Notable & Quotable: MBA members in the news and more

Thursday, Dec. 5, 2019


  • "Possibly ‘negligent’ insurer didn’t violate 176D, 1st Circuit rules," Massachusetts Lawyers Weekly (Dec. 2). MBA member Harvey Nosowitz commented on a 1st U.S. Circuit Court of Appeals decision, which found that a $120,000 disparity between an insurer's appraisal of ice damage and the amount awarded to the homeowner in a reference hearing did not constitute bad faith under Chapter 176D.

  • "Motions to dismiss: Impress or address?" Massachusetts Lawyers Weekly (Dec. 2). Hon. Douglas H. Wilkins, an MBA member and a Superior Court judge, co-wrote a column outlining strategies for preparing oral arguments on motions to dismiss.

  • "Four steps to developing a winning succession plan," Massachusetts Lawyers Weekly (Dec. 2). MBA member Susan Letterman White, who chairs the Solo/Small Firm Law Practice Management Section Council, wrote an article explaining how to draft an effective succession plan.

  • "Hundreds turn out to celebrate legal community’s ‘Top Women,’" Massachusetts Lawyers Weekly (Dec. 2). MBA President-elect Denise I. Murphy and MBA President John J. Morrissey were featured in a recap of Massachusetts Lawyers Weekly's Nov. 7 Top Women of Law event. Murphy was inducted into the 2019 Circle of Excellence, and Morrissey presented the 2019 Leadership Scholarship to New England Law | Boston student Sujin Han. 

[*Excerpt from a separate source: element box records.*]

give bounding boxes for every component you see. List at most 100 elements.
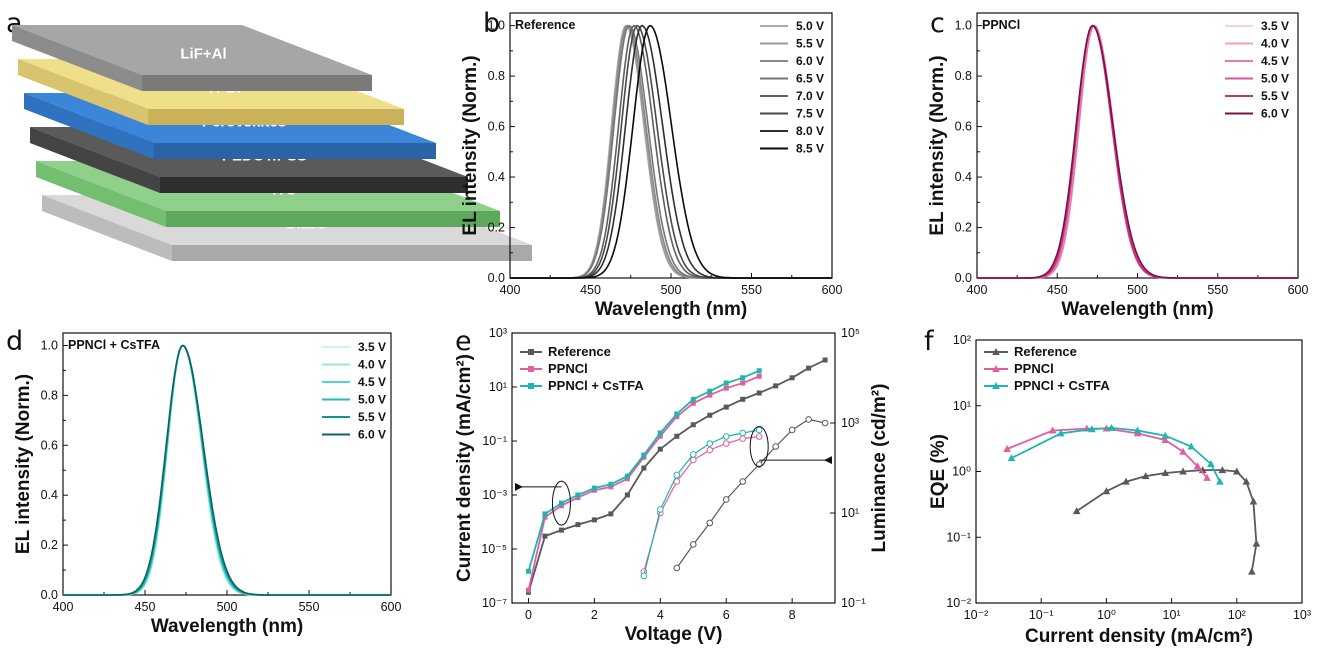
y-tick-label: 0.6 bbox=[41, 438, 58, 452]
x-tick-label: 10¹ bbox=[1163, 608, 1181, 622]
y-axis-title: EL intensity (Norm.) bbox=[927, 55, 948, 235]
y-tick-label: 0.6 bbox=[955, 120, 972, 134]
series-line-70v bbox=[510, 24, 832, 279]
jv-point bbox=[558, 503, 564, 509]
legend-label: 7.5 V bbox=[796, 107, 824, 121]
x-tick-label: 450 bbox=[580, 283, 601, 297]
y2-tick-label: 10⁻¹ bbox=[841, 596, 866, 610]
layer-front-face bbox=[172, 245, 532, 261]
legend-marker bbox=[528, 366, 534, 372]
legend-label: 5.0 V bbox=[358, 393, 386, 407]
x-tick-label: 450 bbox=[1047, 283, 1068, 297]
eqe-point bbox=[1057, 429, 1065, 437]
y-tick-label: 0.4 bbox=[955, 170, 972, 184]
jv-point bbox=[756, 368, 762, 374]
x-tick-label: 600 bbox=[381, 600, 402, 614]
lv-point bbox=[689, 451, 697, 458]
lv-line bbox=[643, 435, 760, 572]
lv-point bbox=[640, 572, 648, 580]
y-axis-title: Current density (mA/cm²) bbox=[454, 354, 475, 582]
y-tick-label: 10⁻¹ bbox=[482, 434, 507, 448]
y-tick-label: 0.8 bbox=[41, 388, 58, 402]
jv-point bbox=[641, 452, 647, 458]
jv-point bbox=[525, 587, 531, 593]
eqe-point bbox=[1218, 466, 1227, 474]
panel-e-plot-frame bbox=[511, 332, 836, 604]
jv-point bbox=[822, 357, 828, 363]
legend-label: 6.5 V bbox=[796, 72, 824, 86]
jv-point bbox=[723, 380, 729, 386]
layer-top-face bbox=[12, 25, 372, 75]
y-tick-label: 0.8 bbox=[488, 69, 505, 83]
x-tick-label: 600 bbox=[822, 283, 843, 297]
y2-axis-title: Luminance (cd/m²) bbox=[869, 384, 890, 553]
legend-label: 4.5 V bbox=[358, 375, 386, 389]
eqe-line bbox=[1076, 469, 1258, 572]
jv-point bbox=[707, 412, 713, 418]
y-tick-label: 10⁻² bbox=[946, 596, 971, 610]
layer-side-face bbox=[12, 25, 142, 91]
y-tick-label: 0.4 bbox=[488, 170, 505, 184]
legend-marker bbox=[992, 348, 1000, 355]
jv-point bbox=[690, 422, 696, 428]
eqe-point bbox=[1233, 467, 1241, 475]
y-tick-label: 0.0 bbox=[488, 271, 505, 285]
x-tick-label: 10² bbox=[1228, 608, 1246, 622]
jv-point bbox=[723, 404, 729, 410]
lv-point bbox=[722, 440, 730, 447]
layer-front-face bbox=[160, 177, 468, 193]
legend-label: PPNCl bbox=[1014, 361, 1054, 376]
x-tick-label: 600 bbox=[1288, 283, 1309, 297]
legend-label: 3.5 V bbox=[358, 340, 386, 354]
chart-d-el-spectra-ppncl-cstfa: 400 450 500 550 600 0.0 0.2 0.4 0.6 0.8 1.0 Wavelen… bbox=[13, 332, 402, 637]
jv-point bbox=[624, 473, 630, 479]
series-line-60v bbox=[977, 24, 1298, 279]
jv-point bbox=[575, 522, 581, 528]
y-tick-label: 1.0 bbox=[41, 338, 58, 352]
eqe-point bbox=[1249, 497, 1258, 505]
x-tick-label: 2 bbox=[591, 608, 598, 622]
y-tick-label: 0.2 bbox=[955, 221, 972, 235]
y-tick-label: 10⁰ bbox=[952, 465, 971, 479]
y-axis-title: EL intensity (Norm.) bbox=[13, 374, 34, 554]
layer-lif-al: LiF+Al bbox=[12, 25, 372, 91]
jv-point bbox=[591, 517, 597, 523]
eqe-point bbox=[1072, 507, 1081, 515]
x-tick-label: 400 bbox=[967, 283, 988, 297]
eqe-point bbox=[1161, 436, 1170, 444]
chart-e-jvl: 0 2 4 6 8 10⁻⁷ 10⁻⁵ 10⁻³ 10⁻¹ 10¹ 10³ 10⁻¹ 10¹ 10³ 10⁵… bbox=[454, 326, 890, 645]
x-tick-label: 450 bbox=[135, 600, 156, 614]
chart-c-el-spectra-ppncl: 400 450 500 550 600 0.0 0.2 0.4 0.6 0.8 1.0 Wavelen… bbox=[927, 12, 1309, 320]
eqe-point bbox=[1048, 426, 1057, 434]
layer-side-face bbox=[30, 127, 160, 193]
legend-label: 5.0 V bbox=[796, 19, 824, 33]
jv-point bbox=[707, 388, 713, 394]
series-line-55v bbox=[977, 24, 1298, 279]
y-tick-label: 10⁻³ bbox=[482, 488, 507, 502]
luminance-ellipse bbox=[749, 426, 769, 468]
legend-marker bbox=[992, 365, 1000, 372]
eqe-point bbox=[1122, 477, 1130, 485]
panel-letter-b: b bbox=[483, 8, 500, 39]
x-tick-label: 0 bbox=[525, 608, 532, 622]
y-tick-label: 10⁻⁷ bbox=[482, 596, 508, 610]
jv-point bbox=[525, 568, 531, 574]
series-line-60v bbox=[63, 344, 391, 596]
legend-label: 8.5 V bbox=[796, 142, 824, 156]
y-tick-label: 0.2 bbox=[41, 538, 58, 552]
eqe-point bbox=[1107, 423, 1116, 431]
jv-point bbox=[542, 511, 548, 517]
lv-point bbox=[739, 478, 747, 485]
eqe-point bbox=[1248, 567, 1256, 575]
jv-point bbox=[806, 365, 812, 371]
x-tick-label: 10⁻² bbox=[964, 608, 989, 622]
x-tick-label: 500 bbox=[661, 283, 682, 297]
lv-point bbox=[821, 419, 829, 427]
y-tick-label: 10³ bbox=[489, 326, 507, 340]
legend-label: 6.0 V bbox=[1261, 107, 1289, 121]
legend-marker bbox=[992, 382, 1000, 389]
panel-letter-d: d bbox=[6, 326, 23, 357]
jv-point bbox=[690, 396, 696, 402]
jv-line bbox=[527, 369, 760, 572]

  • “Audit revives DAs’ dismay over sentencing guidelines,” Massachusetts Lawyers Weekly (Nov. 25). MBA members Randy Gioia and Martin R. Rosenthal discussed the issue of whether the Massachusetts Sentencing Commission should submit its revised sentencing guidelines to the Legislature. 

  • “Litigation privilege doesn’t shield lawyer from defamation claim,” Massachusetts Lawyers Weekly (Nov. 25). MBA members Vincent J. Pisegna, Jonathan D. Plaut and Joseph G. Blute commented on an Appeals Court decision finding that the litigation privilege did not shield an attorney from a defamation suit filed after he made allegedly false accusations in a letter sent on his client’s behalf. 

  • “Bankruptcy trustee can ‘claw back’ tuition payments,” Massachusetts Lawyers Weekly (Nov. 25). MBA member Steven Weiss was quoted in a story about a 1st Circuit Court of Appeals ruling, which found that a Chapter 7 trustee could “claw back” $65,000 in tuition payments made by debtors when the funds were legally insolvent. 

  • “Nobody wants to be sued,” Massachusetts Lawyers Weekly (Nov. 25). MBA member Melissa Langa co-wrote an overview of the varying state laws governing self-settled domestic asset protections trusts.

  • “‘Incredible shrinking lawyer’ a beacon in weight-loss wars,” Massachusetts Lawyers Weekly (Nov. 25). MBA member Matthew P. Barach was profiled in a Hearsay article focused on his more than 80-pound weight-loss journey, which he plans to document in a book tentatively titled “The Fat Lawyer’s Guide to Getting Thin.”

  • “Legal analyst Peter Elikann weighs in on BC texting suicide case,” Boston 25 News (Nov. 22). MBA member Peter T. Elikann was interviewed for a TV segment on the arraignment of a former Boston College student who allegedly sent text messages that led to her boyfriend’s suicide.